Ship Recycling Issues
Aged vessels need to be scrapped from the viewpoint of both safe operation and marine environmental protection. In May 2009, the IMO adopted the Hong Kong Convention for the purpose of solving scrapping-related issues, and the ratification process is moving ahead. The convention prohibits or limits the content of stipulated harmful substances aboard throughout the life of the vessel, and requires ship owners to create, maintain, and update an inventory list including the amount and locations of harmful substances aboard. The inventory list is provided to the recycling yard when the ship goes out of service.
We select environment-friendly recycling yards in conformity with the Hong Kong Convention. We check a broad range of items through site inspection including whether a particular yard's environmental management meets ISO 14001 or equivalent standards, and whether scrapping methods and procedures meet acceptable requirements such as environmental protection, occupational safety, and human rights.

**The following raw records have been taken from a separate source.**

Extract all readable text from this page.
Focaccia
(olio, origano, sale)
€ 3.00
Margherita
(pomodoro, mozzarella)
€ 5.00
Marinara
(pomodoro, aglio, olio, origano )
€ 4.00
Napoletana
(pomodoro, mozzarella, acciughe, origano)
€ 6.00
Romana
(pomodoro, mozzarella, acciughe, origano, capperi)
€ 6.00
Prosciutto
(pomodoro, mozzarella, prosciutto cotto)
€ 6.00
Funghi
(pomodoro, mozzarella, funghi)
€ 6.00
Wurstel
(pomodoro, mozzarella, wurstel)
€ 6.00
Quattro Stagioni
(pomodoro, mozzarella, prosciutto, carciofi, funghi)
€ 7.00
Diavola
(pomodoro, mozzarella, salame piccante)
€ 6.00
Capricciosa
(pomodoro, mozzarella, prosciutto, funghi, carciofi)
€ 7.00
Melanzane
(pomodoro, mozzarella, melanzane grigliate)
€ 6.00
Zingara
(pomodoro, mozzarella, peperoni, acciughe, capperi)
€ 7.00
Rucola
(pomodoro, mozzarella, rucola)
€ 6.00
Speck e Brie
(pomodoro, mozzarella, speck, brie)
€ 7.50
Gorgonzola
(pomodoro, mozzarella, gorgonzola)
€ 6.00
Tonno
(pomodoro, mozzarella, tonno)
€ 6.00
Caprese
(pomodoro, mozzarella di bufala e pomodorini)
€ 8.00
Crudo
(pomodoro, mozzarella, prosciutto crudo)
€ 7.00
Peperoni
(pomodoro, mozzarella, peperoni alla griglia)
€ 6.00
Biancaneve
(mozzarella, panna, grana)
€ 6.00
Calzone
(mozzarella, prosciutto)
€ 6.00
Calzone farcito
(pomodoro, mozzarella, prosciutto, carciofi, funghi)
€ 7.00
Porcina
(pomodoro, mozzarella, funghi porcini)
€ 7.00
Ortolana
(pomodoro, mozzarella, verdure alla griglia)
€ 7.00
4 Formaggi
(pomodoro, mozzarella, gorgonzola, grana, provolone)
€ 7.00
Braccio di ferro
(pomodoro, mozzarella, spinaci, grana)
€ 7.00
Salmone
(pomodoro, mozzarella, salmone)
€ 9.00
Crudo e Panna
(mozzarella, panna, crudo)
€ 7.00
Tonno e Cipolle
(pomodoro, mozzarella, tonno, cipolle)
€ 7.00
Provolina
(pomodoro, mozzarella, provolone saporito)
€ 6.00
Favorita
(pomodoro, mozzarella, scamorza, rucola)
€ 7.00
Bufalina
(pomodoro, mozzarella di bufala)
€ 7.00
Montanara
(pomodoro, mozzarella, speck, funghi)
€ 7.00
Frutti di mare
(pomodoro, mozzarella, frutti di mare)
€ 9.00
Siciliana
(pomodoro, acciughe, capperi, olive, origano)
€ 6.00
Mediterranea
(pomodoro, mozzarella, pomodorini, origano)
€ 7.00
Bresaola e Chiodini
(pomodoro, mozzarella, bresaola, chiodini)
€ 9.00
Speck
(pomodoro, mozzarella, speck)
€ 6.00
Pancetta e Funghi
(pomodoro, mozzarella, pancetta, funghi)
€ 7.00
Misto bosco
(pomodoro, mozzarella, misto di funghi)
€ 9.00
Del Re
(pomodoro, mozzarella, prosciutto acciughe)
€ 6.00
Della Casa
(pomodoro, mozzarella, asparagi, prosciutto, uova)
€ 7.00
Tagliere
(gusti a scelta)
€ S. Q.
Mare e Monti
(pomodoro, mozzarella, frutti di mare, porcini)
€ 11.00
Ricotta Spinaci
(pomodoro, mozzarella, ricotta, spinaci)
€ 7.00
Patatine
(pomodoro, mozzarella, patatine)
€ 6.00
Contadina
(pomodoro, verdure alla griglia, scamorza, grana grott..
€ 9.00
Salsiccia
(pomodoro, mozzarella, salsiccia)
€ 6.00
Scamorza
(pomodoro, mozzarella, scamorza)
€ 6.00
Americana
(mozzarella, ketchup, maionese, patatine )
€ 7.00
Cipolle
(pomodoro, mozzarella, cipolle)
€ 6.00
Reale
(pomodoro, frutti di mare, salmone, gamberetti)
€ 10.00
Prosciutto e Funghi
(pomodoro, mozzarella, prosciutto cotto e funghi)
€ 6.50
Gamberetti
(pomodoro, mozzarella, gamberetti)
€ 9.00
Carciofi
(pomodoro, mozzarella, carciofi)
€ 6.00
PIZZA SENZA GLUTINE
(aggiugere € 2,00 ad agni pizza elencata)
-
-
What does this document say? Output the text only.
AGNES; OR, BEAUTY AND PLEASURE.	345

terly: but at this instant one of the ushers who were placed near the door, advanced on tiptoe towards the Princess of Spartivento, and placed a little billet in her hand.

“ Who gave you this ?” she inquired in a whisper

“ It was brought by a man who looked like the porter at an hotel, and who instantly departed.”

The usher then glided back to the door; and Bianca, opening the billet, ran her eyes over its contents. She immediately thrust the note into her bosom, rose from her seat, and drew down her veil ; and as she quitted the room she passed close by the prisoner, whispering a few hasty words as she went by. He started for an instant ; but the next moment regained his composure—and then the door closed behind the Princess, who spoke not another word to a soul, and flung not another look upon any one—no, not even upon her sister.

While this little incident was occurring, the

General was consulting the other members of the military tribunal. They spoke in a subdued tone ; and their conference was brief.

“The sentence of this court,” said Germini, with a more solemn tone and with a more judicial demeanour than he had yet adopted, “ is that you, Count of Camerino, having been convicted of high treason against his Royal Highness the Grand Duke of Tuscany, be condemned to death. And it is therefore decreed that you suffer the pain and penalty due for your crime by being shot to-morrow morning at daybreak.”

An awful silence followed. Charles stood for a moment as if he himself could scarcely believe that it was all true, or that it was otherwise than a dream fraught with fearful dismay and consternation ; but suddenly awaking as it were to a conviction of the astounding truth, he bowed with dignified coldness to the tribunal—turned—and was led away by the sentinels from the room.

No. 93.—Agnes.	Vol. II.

The MOL Group was one of the first to start preparing inventory lists to ensure a smooth response to the requirements of the convention. We share information related to ship recycling as well as conditions at recycling yards.
Stepping up Initiatives on Marine Plastic Waste
'Plastic Smart' Forum
MOL participates in "Plastic Smart" initiatives which hosted by Ministry of the Environment of Japan to address the issue of the marine plastic waste problem as an action to protect the marine environment.
Marine plastic waste, which is generated in bulk on a daily basis all over the world, remains in the ocean for a long period of time, and is regarded as a global-scale environmental pollution issue.
The "Plastic Smart" initiative is a platform among the companies and organizations that are interested in reducing marine plastic waste.
MOL to Cooperate in Marine Plastic Survey
MOL will cooperate in a scientific survey related to marine plastic pollution, hosted by the Japan Agency for Marine Earth Science and Technology (JAMSTEC).
JAMSTEC will collect plastic waste in the waters on the course of the 2019-2020 Japan-Palau Goodwill Yacht Race" (organized by the Kanagawa Prefecture Sailing Federation, among others), which will be held as part of the 25th anniversary of Palau's independence and 25th anniversary of the establishment of diplomatic relationships between Japan and Palau. It will analyze the results, and aims to contribute to scientific knowledge on the issue.
The racing yachts and accompanying ships will leave Yokohama on December 29, 2019, this year, setting their course for Palau, a straight-line distance of 1,726 nautical miles.